The horizontal component of a vector represents its projection along the x-axis. Imagine you are shining a light on the vector and it casts a shadow on the horizontal line; that shadow is the horizontal component. In mathematical terms, this component can be found using the cosine function, which relates the angle of the vector to its horizontal projection.

When you have a vector with a known angle \( \theta \) and magnitude \( |\mathbf{v}| \), you employ the formula:

• \( v_x = |\mathbf{v}| \cdot \cos(\theta) \)

This formula tells you how much of the vector's length is in the horizontal direction.

Taking our example from the exercise, where the angle \( \theta = 300^{\circ} \), the horizontal component is calculated using \( \cos(300^{\circ}) = \frac{1}{2} \). This results in \( v_x = \sqrt{3} \cdot \frac{1}{2} = \frac{\sqrt{3}}{2} \). So, the horizontal component describes how far the vector extends across the horizontal axis.

The vertical component of a vector is akin to its shadow on the vertical axis, revealing the vector’s influence in the up and down direction. This component is crucial when the vector extends in a direction other than purely horizontal or along the diagonal.

To determine the vertical component, the sine function is used. The formula is quite similar to that used in finding the horizontal component:

• \( v_y = |\mathbf{v}| \cdot \sin(\theta) \)

This formula gives us the segment of the vector that is moving up or down.

Using the earlier context with \( \theta = 300^{\circ} \) and knowing \( \sin(300^{\circ}) = -\frac{\sqrt{3}}{2} \), we find the vertical component: \( v_y = \sqrt{3} \cdot -\frac{\sqrt{3}}{2} = -\frac{3}{2} \). Therefore, the vertical component is negative here, indicating that it moves downward, below the x-axis.

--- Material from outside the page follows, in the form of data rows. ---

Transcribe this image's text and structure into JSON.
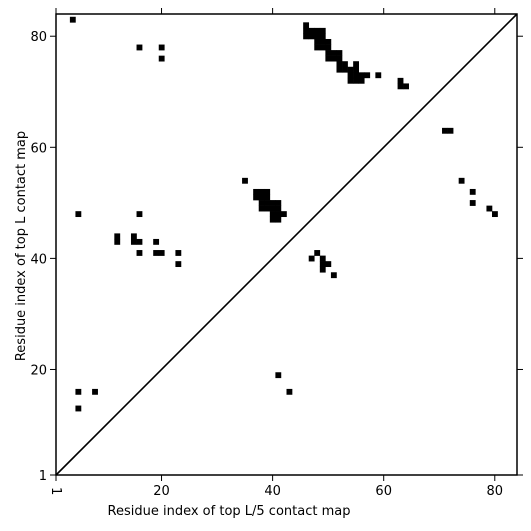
{
  "chart_data": {
    "type": "heatmap",
    "xlabel": "Residue index of top L/5 contact map",
    "ylabel": "Residue index of top L contact map",
    "xlim": [
      1,
      84
    ],
    "ylim": [
      1,
      84
    ],
    "x_ticks": [
      {
        "value": 1,
        "label": "1"
      },
      {
        "value": 20,
        "label": "20"
      },
      {
        "value": 40,
        "label": "40"
      },
      {
        "value": 60,
        "label": "60"
      },
      {
        "value": 80,
        "label": "80"
      }
    ],
    "y_ticks": [
      {
        "value": 1,
        "label": "1"
      },
      {
        "value": 20,
        "label": "20"
      },
      {
        "value": 40,
        "label": "40"
      },
      {
        "value": 60,
        "label": "60"
      },
      {
        "value": 80,
        "label": "80"
      }
    ],
    "diagonal": [
      [
        1,
        1
      ],
      [
        84,
        84
      ]
    ],
    "contact_color": "#000000",
    "contacts": [
      [
        4,
        83
      ],
      [
        16,
        78
      ],
      [
        20,
        78
      ],
      [
        20,
        76
      ],
      [
        46,
        82
      ],
      [
        46,
        81
      ],
      [
        47,
        81
      ],
      [
        48,
        81
      ],
      [
        49,
        81
      ],
      [
        46,
        80
      ],
      [
        47,
        80
      ],
      [
        48,
        80
      ],
      [
        49,
        80
      ],
      [
        48,
        79
      ],
      [
        49,
        79
      ],
      [
        50,
        79
      ],
      [
        48,
        78
      ],
      [
        49,
        78
      ],
      [
        50,
        78
      ],
      [
        50,
        77
      ],
      [
        51,
        77
      ],
      [
        52,
        77
      ],
      [
        50,
        76
      ],
      [
        51,
        76
      ],
      [
        52,
        76
      ],
      [
        52,
        75
      ],
      [
        53,
        75
      ],
      [
        55,
        75
      ],
      [
        52,
        74
      ],
      [
        53,
        74
      ],
      [
        54,
        74
      ],
      [
        55,
        74
      ],
      [
        54,
        73
      ],
      [
        55,
        73
      ],
      [
        56,
        73
      ],
      [
        57,
        73
      ],
      [
        59,
        73
      ],
      [
        54,
        72
      ],
      [
        55,
        72
      ],
      [
        56,
        72
      ],
      [
        63,
        72
      ],
      [
        63,
        71
      ],
      [
        64,
        71
      ],
      [
        71,
        63
      ],
      [
        72,
        63
      ],
      [
        35,
        54
      ],
      [
        74,
        54
      ],
      [
        37,
        52
      ],
      [
        38,
        52
      ],
      [
        39,
        52
      ],
      [
        76,
        52
      ],
      [
        37,
        51
      ],
      [
        38,
        51
      ],
      [
        39,
        51
      ],
      [
        38,
        50
      ],
      [
        39,
        50
      ],
      [
        40,
        50
      ],
      [
        41,
        50
      ],
      [
        76,
        50
      ],
      [
        38,
        49
      ],
      [
        39,
        49
      ],
      [
        40,
        49
      ],
      [
        41,
        49
      ],
      [
        79,
        49
      ],
      [
        5,
        48
      ],
      [
        16,
        48
      ],
      [
        40,
        48
      ],
      [
        41,
        48
      ],
      [
        42,
        48
      ],
      [
        80,
        48
      ],
      [
        40,
        47
      ],
      [
        41,
        47
      ],
      [
        12,
        44
      ],
      [
        15,
        44
      ],
      [
        12,
        43
      ],
      [
        15,
        43
      ],
      [
        16,
        43
      ],
      [
        19,
        43
      ],
      [
        16,
        41
      ],
      [
        19,
        41
      ],
      [
        20,
        41
      ],
      [
        23,
        41
      ],
      [
        48,
        41
      ],
      [
        47,
        40
      ],
      [
        49,
        40
      ],
      [
        23,
        39
      ],
      [
        49,
        39
      ],
      [
        50,
        39
      ],
      [
        49,
        38
      ],
      [
        51,
        37
      ],
      [
        41,
        19
      ],
      [
        5,
        16
      ],
      [
        8,
        16
      ],
      [
        43,
        16
      ],
      [
        5,
        13
      ]
    ]
  }
}
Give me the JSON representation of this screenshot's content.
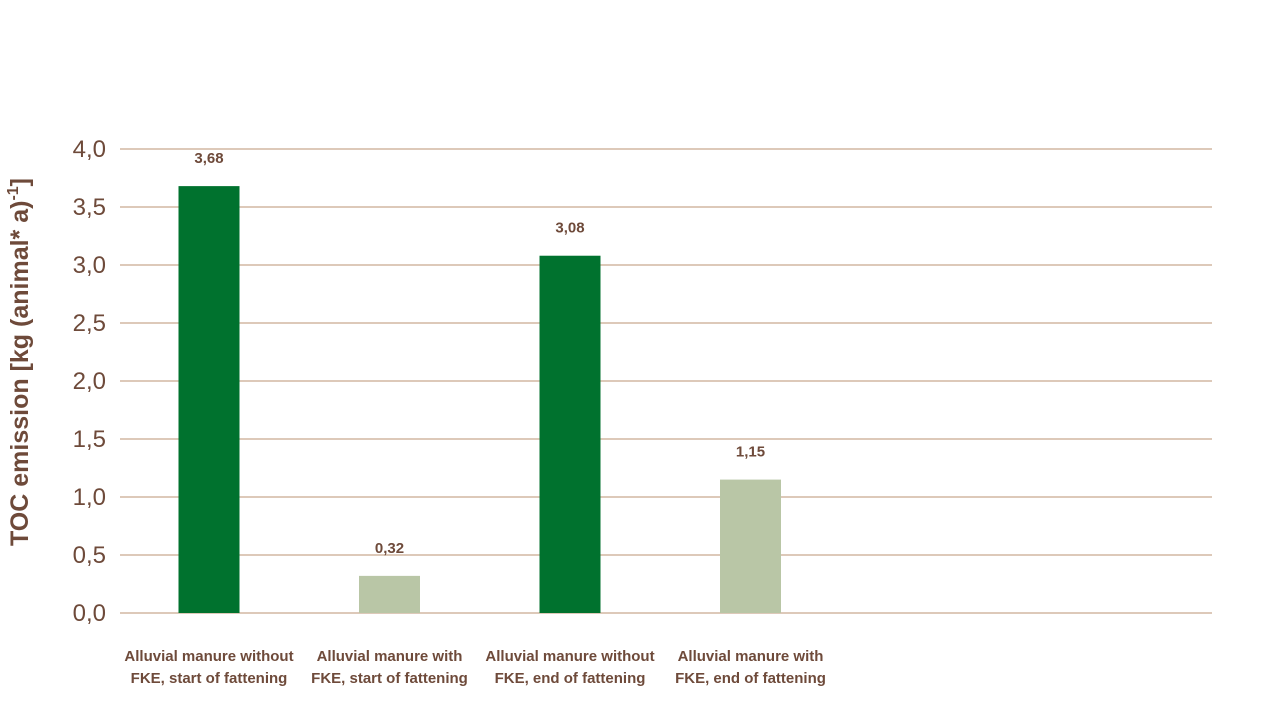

Unit vectors are incredibly useful in vector mathematics. They provide a standardized way to express vectors in a plane, using components of length 1 in specific directions. The vector \( \mathbf{i} \) refers to the unit vector along the x-axis (horizontal), while \( \mathbf{j} \) refers to the unit vector along the y-axis (vertical).

By using unit vectors, any vector \( \mathbf{v} \) can be expressed as a combination of \( \mathbf{i} \) and \( \mathbf{j} \). The general expression is:

• \( \mathbf{v} = v_x \cdot \mathbf{i} + v_y \cdot \mathbf{j} \)

This form is straightforward and shows the horizontal and vertical components clearly.

For the specific vector from the exercise, the components are \( v_x = \frac{\sqrt{3}}{2} \) and \( v_y = -\frac{3}{2} \). Thus, the vector \( \mathbf{v} \) is expressed as \( \mathbf{v} = \frac{\sqrt{3}}{2} \mathbf{i} - \frac{3}{2} \mathbf{j} \). This notation provides an intuitive understanding of the vector's direction and magnitude in relation to the axes.